Use of Metagenomics and Isolation of Actinobacteria in Brazil’s Atlantic Rainforest Soil for Antimicrobial Prospecting

Laboratório de Monitoramento Ambiental/Laboratório de Biotecnologia de Microrganismos, Centro de Biotecnologia e Genética, Universidade Estadual de Santa Cruz (UESC), 45662-900 Ilhéus, BA, Brazil

Received 21 November 2013; Accepted 10 February 2014; Published 12 March 2014

Academic Editors: B. Castiglioni and M. Rossi

Copyright © 2014 Danyelle Alves Martins Assis et al.

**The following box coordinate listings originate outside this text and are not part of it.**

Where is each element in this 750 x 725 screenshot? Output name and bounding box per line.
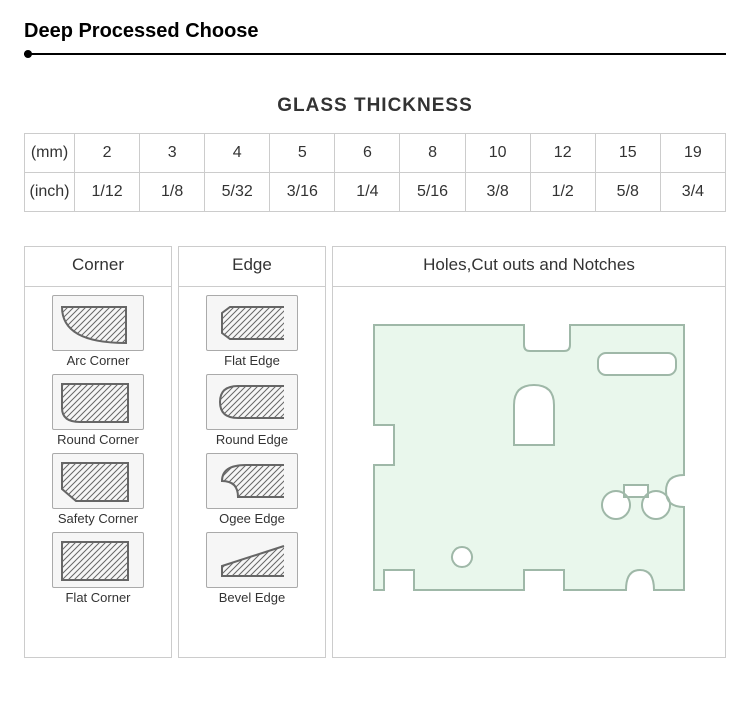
mm-cell: 12: [530, 134, 595, 173]
inch-cell: 5/32: [205, 173, 270, 212]
corner-option-label: Flat Corner: [29, 590, 167, 605]
corner-option-round: Round Corner: [29, 374, 167, 447]
holes-column: Holes,Cut outs and Notches: [332, 246, 726, 658]
mm-cell: 3: [140, 134, 205, 173]
edge-option-label: Flat Edge: [183, 353, 321, 368]
edge-column: Edge Flat Edge Round Edge: [178, 246, 326, 658]
edge-option-bevel: Bevel Edge: [183, 532, 321, 605]
mm-cell: 8: [400, 134, 465, 173]
flat-edge-icon: [206, 295, 298, 351]
corner-column: Corner Arc Corner Round Corner: [24, 246, 172, 658]
holes-diagram-icon: [354, 315, 704, 630]
edge-option-label: Round Edge: [183, 432, 321, 447]
edge-option-ogee: Ogee Edge: [183, 453, 321, 526]
round-edge-icon: [206, 374, 298, 430]
options-grid: Corner Arc Corner Round Corner: [24, 246, 726, 658]
corner-option-flat: Flat Corner: [29, 532, 167, 605]
edge-header: Edge: [179, 247, 325, 287]
mm-cell: 4: [205, 134, 270, 173]
inch-cell: 5/8: [595, 173, 660, 212]
corner-body: Arc Corner Round Corner Safety Corner: [25, 287, 171, 613]
corner-header: Corner: [25, 247, 171, 287]
corner-option-label: Arc Corner: [29, 353, 167, 368]
inch-cell: 5/16: [400, 173, 465, 212]
inch-cell: 1/4: [335, 173, 400, 212]
unit-mm-label: (mm): [25, 134, 75, 173]
round-corner-icon: [52, 374, 144, 430]
holes-header: Holes,Cut outs and Notches: [333, 247, 725, 287]
corner-option-label: Safety Corner: [29, 511, 167, 526]
mm-cell: 15: [595, 134, 660, 173]
inch-cell: 3/16: [270, 173, 335, 212]
edge-option-flat: Flat Edge: [183, 295, 321, 368]
mm-cell: 19: [660, 134, 725, 173]
table-row: (inch) 1/12 1/8 5/32 3/16 1/4 5/16 3/8 1…: [25, 173, 726, 212]
mm-cell: 6: [335, 134, 400, 173]
ogee-edge-icon: [206, 453, 298, 509]
edge-option-label: Ogee Edge: [183, 511, 321, 526]
edge-option-label: Bevel Edge: [183, 590, 321, 605]
edge-body: Flat Edge Round Edge Ogee Edge: [179, 287, 325, 613]
flat-corner-icon: [52, 532, 144, 588]
inch-cell: 1/12: [75, 173, 140, 212]
safety-corner-icon: [52, 453, 144, 509]
unit-inch-label: (inch): [25, 173, 75, 212]
thickness-title: GLASS THICKNESS: [24, 95, 726, 117]
bevel-edge-icon: [206, 532, 298, 588]
title-underline: [24, 53, 726, 55]
inch-cell: 1/8: [140, 173, 205, 212]
corner-option-label: Round Corner: [29, 432, 167, 447]
corner-option-safety: Safety Corner: [29, 453, 167, 526]
thickness-table: (mm) 2 3 4 5 6 8 10 12 15 19 (inch) 1/12…: [24, 133, 726, 212]
arc-corner-icon: [52, 295, 144, 351]
mm-cell: 2: [75, 134, 140, 173]
mm-cell: 5: [270, 134, 335, 173]
table-row: (mm) 2 3 4 5 6 8 10 12 15 19: [25, 134, 726, 173]
inch-cell: 3/4: [660, 173, 725, 212]
mm-cell: 10: [465, 134, 530, 173]
inch-cell: 1/2: [530, 173, 595, 212]
corner-option-arc: Arc Corner: [29, 295, 167, 368]
edge-option-round: Round Edge: [183, 374, 321, 447]
inch-cell: 3/8: [465, 173, 530, 212]
section-title: Deep Processed Choose: [24, 20, 726, 53]
holes-body: [333, 287, 725, 657]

This is an open access article distributed under the Creative Commons Attribution License, which permits unrestricted use, distribution, and reproduction in any medium, provided the original work is properly cited.

Abstract

Modern techniques involving molecular biology, such as metagenomics, have the advantage of exploiting a higher number of microorganisms; however, classic isolation and culture methods used to obtain antimicrobials continue to be promising, especially in the isolation of Actinobacteria, which are responsible for the production of many of these compounds. In this work, two methodologies were used to search for antimicrobial substances—isolation of Actinobacteria and metagenomics of the Atlantic Rainforest soil and of the cultivation of cocoa intercropped with acai berry in the Atlantic Rainforest. The metagenomic libraries were constructed with the CopyControl Fosmid Library kit EPICENTRE, resulting in a total of 2688 clones, 1344 of each soil sample. None of the clones presented antimicrobial activity against the microorganisms tested: S. aureus, Bacillus subtilis, and Salmonella choleraesuis. A total of 46 isolates were obtained from the isolation of soil Actinobacteria: 24 isolates from Atlantic Rainforest soil and 22 isolates from the intercrop cultivation soil. Of these, two Atlantic Rainforest soil isolates inhibited the growth of S. aureus including a clinical isolate of S. aureus MRSA—a promising result, since it is an important multidrug-resistant human pathogen.